Mayor of Barrie, Ontario
- In office 1967–1969
- Preceded by: Lester Cooke
- Succeeded by: Lester Cooke

Personal details
- Born: Robert Sidney Bentley 1928 Toronto, Ontario, Canada
- Died: November 18, 2013 (aged 84–85)

= Bob Bentley (politician) =

Robert Sidney Bentley (1928 - November 18, 2013) was a Canadian politician, who served as mayor of Barrie, Ontario in 1968 and 1969.

Born in Toronto in 1928, Bentley worked in insurance before moving to Barrie to take an executive job with the local Formosa Springs brewery.
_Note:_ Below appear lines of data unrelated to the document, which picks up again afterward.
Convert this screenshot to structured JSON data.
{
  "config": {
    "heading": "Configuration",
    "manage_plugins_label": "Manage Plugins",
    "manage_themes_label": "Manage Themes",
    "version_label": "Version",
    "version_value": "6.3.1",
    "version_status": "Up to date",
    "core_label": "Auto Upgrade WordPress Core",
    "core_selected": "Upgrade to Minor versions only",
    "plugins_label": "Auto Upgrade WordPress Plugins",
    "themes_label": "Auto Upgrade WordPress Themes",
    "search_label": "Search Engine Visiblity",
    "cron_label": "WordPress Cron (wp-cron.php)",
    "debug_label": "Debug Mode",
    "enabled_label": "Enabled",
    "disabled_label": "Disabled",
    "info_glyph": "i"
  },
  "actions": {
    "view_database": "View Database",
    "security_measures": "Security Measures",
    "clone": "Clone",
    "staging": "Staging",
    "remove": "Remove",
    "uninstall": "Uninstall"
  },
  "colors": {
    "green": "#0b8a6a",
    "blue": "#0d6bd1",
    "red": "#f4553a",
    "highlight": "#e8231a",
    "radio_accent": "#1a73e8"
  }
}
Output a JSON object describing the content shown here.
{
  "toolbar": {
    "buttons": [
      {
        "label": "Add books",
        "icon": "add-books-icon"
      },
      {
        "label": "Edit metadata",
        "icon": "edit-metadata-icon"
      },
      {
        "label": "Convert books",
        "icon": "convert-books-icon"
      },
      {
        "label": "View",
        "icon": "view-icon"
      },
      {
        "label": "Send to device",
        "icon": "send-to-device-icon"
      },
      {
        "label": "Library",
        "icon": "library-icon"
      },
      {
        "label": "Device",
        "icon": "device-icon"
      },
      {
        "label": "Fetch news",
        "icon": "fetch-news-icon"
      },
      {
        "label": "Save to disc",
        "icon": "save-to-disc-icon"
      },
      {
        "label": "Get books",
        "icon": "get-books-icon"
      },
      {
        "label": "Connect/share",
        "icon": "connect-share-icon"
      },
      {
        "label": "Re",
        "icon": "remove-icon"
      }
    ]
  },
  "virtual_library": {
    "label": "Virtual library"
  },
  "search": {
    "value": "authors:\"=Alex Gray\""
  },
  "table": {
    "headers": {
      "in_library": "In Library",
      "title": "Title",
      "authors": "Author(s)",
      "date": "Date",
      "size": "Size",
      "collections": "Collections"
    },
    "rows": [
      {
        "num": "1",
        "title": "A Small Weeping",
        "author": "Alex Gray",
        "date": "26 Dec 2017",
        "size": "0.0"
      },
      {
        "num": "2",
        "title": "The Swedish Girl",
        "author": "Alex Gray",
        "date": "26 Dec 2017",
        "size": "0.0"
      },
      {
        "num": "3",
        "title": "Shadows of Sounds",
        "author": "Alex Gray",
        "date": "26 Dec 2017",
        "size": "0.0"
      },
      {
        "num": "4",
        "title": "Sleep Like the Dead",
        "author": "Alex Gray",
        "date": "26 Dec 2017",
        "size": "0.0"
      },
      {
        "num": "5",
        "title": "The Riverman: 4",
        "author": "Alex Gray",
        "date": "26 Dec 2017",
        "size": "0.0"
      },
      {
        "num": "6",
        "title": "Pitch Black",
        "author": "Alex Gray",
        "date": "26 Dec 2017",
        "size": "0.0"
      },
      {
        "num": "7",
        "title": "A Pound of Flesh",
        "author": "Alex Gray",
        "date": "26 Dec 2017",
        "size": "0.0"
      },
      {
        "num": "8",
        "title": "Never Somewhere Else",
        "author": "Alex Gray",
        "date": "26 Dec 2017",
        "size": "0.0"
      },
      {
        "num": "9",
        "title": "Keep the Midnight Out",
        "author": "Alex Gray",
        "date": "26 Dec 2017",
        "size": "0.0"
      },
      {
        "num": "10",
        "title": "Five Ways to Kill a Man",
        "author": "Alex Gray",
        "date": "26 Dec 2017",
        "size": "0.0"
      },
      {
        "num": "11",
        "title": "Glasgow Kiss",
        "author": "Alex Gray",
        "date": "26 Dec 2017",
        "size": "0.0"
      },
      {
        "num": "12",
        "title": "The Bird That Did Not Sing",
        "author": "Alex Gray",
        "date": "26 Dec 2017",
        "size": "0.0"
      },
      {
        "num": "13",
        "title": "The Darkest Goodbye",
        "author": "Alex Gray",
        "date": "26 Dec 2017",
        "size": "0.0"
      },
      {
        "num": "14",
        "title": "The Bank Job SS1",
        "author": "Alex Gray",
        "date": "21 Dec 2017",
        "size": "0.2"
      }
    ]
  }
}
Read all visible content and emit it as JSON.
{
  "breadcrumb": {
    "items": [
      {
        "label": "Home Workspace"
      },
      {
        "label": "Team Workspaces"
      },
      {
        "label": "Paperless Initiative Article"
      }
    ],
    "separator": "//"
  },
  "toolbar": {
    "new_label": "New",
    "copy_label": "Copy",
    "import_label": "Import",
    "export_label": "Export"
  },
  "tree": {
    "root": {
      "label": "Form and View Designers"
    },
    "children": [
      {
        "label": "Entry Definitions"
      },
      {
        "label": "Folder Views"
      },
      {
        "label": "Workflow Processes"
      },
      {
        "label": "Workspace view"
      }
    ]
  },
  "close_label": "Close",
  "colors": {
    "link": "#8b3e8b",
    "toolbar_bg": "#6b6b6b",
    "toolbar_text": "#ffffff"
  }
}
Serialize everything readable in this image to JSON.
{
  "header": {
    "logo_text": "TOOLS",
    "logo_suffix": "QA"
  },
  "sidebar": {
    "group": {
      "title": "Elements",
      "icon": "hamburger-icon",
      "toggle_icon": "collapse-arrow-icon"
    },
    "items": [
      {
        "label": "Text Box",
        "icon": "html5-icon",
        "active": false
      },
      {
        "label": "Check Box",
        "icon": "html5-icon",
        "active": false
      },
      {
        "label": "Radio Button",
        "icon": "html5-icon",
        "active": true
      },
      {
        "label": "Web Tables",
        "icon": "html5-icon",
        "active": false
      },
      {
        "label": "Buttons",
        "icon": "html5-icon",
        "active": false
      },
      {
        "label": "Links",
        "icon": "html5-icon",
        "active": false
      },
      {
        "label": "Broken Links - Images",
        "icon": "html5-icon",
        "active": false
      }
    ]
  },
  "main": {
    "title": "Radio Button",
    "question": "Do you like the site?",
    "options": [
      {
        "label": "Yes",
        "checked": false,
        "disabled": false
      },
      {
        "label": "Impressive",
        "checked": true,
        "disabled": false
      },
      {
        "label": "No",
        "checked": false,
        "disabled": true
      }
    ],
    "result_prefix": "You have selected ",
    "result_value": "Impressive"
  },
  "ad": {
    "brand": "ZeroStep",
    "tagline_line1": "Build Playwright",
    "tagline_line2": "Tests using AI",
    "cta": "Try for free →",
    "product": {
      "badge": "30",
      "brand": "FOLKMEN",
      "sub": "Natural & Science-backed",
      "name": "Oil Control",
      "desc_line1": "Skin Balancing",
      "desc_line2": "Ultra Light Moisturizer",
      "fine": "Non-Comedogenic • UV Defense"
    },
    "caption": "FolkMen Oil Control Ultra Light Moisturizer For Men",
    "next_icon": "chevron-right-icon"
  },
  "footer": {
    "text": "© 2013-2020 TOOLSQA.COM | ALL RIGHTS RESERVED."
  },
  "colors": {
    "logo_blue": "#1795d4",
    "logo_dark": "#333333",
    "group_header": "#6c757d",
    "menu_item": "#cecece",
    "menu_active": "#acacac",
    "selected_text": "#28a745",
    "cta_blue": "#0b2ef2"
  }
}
He also hosted a weekly radio show, Briefly Bentley, on CKBB in the 1960s.

He ran for mayor, against incumbent Lester Cooke, in the 1967 election, and won. As mayor, he was most noted for creating a "student mayor" program to educate and involve youth in the political process. The city still runs the program to this day. Defeated by Cooke in 1969, he later rejoined Formosa Springs and was reelected to Barrie City Council as a councillor. He later moved to North Bay after accepting a provincial appointment to review provincial rent control legislation.

In retirement, Bentley moved to Mexico. In 2013, he was seriously injured in a vehicle accident there, and was taken back to Barrie's Royal Victoria Regional Health Centre, where he died on November 18 at age 84.